In the event a targeted cell receptor is a unique receptor that is not naturally internalized, that receptor is nonetheless suitable as a target by incorporating an internalization moiety such as an arginine-rich membrane permeable peptide within the ligand or attaching to the ligand such as an arginine-rich membrane permeable peptide, pentratin, or transportan as detailed in U.S. Pat. No. 6,692,935 B1 or U.S. Pat. No. 6,294,353 B1. This is readily accomplished using established plasmid technology (Caron et al. 2004; He et al. 2004). Alternatively, the use of MorphoSys' commercial trinucleotide mutagenesis technology allows the synthesis of a membrane-permeable arginine-rich peptide at a single position of the variable region, as detailed in U.S. Pat. No. 6,692,935 B1 or U.S. Pat. No. 6,294,353 B1. The MorphoSys system joins an antigen-non-specific Fab fragment containing a membrane-permeable arginine-rich peptide to an engineered Fab fragment with a variable region specific for the cell surface receptor in order to provide for the cell specific targeting of the dsRNA. These Fab fragments are joined by a helix-turn-helix region. Alternatively, the membrane-permeable arginine-rich peptide is incorporated into the antigen-specific Fab immunoglobulin fragment to yield a bivalent antigen specific molecule produced (Anderson D C 1993). The membrane-permeable arginine-rich peptide is optionally also attached to another portion of the immunoglobulin molecule (Mie M et al. 2003; U.S. Pat. No. 6,692,935 B1; U.S. Pat. No. 6,294,353 B1). Similarly, pentratin or transportan is attached to or incorporated within any ligand portion of the molecule with the proviso that ligand-receptor binding is maintained. In each situation, the ligand containing the membrane-permeable arginine-rich peptide, pentratin, or transportan serves to carry the dsRNA into the targeted cell.

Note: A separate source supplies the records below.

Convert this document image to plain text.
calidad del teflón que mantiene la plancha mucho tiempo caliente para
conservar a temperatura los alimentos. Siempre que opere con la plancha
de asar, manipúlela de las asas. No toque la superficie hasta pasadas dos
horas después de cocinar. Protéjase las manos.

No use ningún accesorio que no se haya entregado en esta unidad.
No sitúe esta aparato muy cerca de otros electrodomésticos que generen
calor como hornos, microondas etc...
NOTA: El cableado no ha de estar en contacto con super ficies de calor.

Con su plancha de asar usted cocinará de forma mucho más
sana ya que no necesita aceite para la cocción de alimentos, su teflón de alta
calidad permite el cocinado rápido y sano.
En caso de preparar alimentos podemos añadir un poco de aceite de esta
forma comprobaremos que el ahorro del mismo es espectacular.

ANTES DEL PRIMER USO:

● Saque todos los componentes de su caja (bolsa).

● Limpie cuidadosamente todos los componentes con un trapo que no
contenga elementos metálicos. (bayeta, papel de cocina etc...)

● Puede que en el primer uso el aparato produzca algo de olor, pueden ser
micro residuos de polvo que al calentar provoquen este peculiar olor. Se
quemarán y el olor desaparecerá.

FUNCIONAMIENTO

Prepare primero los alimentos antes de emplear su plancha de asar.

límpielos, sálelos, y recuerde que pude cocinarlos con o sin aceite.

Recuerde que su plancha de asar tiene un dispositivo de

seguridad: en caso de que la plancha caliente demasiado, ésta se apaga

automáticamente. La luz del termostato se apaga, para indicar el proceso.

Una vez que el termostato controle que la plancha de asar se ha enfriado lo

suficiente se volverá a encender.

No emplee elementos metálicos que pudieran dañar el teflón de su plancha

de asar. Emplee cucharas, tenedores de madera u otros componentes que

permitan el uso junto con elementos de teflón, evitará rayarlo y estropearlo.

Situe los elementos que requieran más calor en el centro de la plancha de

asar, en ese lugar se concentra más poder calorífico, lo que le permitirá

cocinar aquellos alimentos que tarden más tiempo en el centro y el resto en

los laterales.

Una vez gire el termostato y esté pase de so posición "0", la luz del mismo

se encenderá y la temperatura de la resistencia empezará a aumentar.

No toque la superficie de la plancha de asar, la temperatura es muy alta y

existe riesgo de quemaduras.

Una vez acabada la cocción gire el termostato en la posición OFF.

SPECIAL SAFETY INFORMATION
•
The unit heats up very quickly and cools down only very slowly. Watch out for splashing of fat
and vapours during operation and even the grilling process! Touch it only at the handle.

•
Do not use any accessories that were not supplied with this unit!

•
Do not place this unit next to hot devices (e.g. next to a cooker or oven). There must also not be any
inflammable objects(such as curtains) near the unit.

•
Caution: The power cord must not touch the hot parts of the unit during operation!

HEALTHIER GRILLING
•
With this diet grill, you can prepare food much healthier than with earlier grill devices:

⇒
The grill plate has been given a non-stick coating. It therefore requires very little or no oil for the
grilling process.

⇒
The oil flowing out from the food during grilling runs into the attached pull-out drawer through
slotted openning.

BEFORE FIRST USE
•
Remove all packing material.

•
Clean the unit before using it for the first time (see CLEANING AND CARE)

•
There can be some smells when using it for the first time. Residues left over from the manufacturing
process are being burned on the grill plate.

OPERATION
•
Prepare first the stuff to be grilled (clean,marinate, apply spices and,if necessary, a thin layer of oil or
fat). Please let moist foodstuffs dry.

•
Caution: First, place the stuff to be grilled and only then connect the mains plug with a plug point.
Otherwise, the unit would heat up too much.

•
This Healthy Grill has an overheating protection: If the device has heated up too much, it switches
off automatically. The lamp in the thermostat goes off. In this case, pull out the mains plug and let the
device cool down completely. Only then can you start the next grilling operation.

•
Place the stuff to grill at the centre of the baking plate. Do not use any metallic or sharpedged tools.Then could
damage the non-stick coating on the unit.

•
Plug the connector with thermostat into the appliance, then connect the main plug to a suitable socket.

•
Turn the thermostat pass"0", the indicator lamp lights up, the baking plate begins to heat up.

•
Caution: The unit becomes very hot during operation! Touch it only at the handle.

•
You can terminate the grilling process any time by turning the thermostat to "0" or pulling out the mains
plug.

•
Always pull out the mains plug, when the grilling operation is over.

Arginine-rich peptides which are internalized after contact with the cell membrane have been shown to transport covalently coupled proteins into cells (Peitz M et al. 2002, Jo et al. 2001). Examples of such internalization moieties illustratively include: membrane-permeable arginine-rich peptides, pentratin, transportan and its deletion analogs.

GRKKRRQRRRPPQ       (TAT 48-60) (SEQ ID NO. 1)
GRRRRRRRRRPPQ       (R9-TAT) (SEQ ID NO. 2)
TRQARRNRRRRWRERQR   (HIV-1 Rev 34-50) (SEQ ID NO. 3)
RRRRNRTRRNRRRVR     (FHV coat 35-49) (SEQ ID NO. 4)
KMTRAQRRAAARRNRWTAR (BMVgag7-25) (SEQ ID NO. 5)
TRRQRTRRARRNR       (HTLV-II Rex 4-16) (SEQ ID NO. 6)

Other membrane-permeable peptides are pentratin and transportan,

RQIKIWFQNRRMKWKK           (Atennapedia 43-58-pentratin) (SEQ ID NO. 7)
LIKKALAALAKLNIKLLYGASNLTWG (transportan) (Muratovska and Eccles 2004) (SEQ ID NO. 8).

Alternative amino acid composition for transportan and its deletion analogs which maintain membrane transduction properties (Soomets et al. 2000):

GWTLNSAGYLLGKINLKALAALAKKIL (transportan) (SEQ ID NO. 9)
LNSAGYLLGKINLKALAALAKKIL    (transportan7) (SEQ ID NO. 10)
GWTLNSAGYLLGKLKALAALAKKIL   (transportan9) (SEQ ID NO. 11)
AGYLLGKINLKALAALAKKIL       (transportan10) (SEQ ID NO. 12)
LNSAGYLLGKLKALAALAKKIL      (transportan12) (SEQ ID NO. 13)
AGYLLGKLKALAALAKKIL         (transportan14) (SEQ ID NO. 14)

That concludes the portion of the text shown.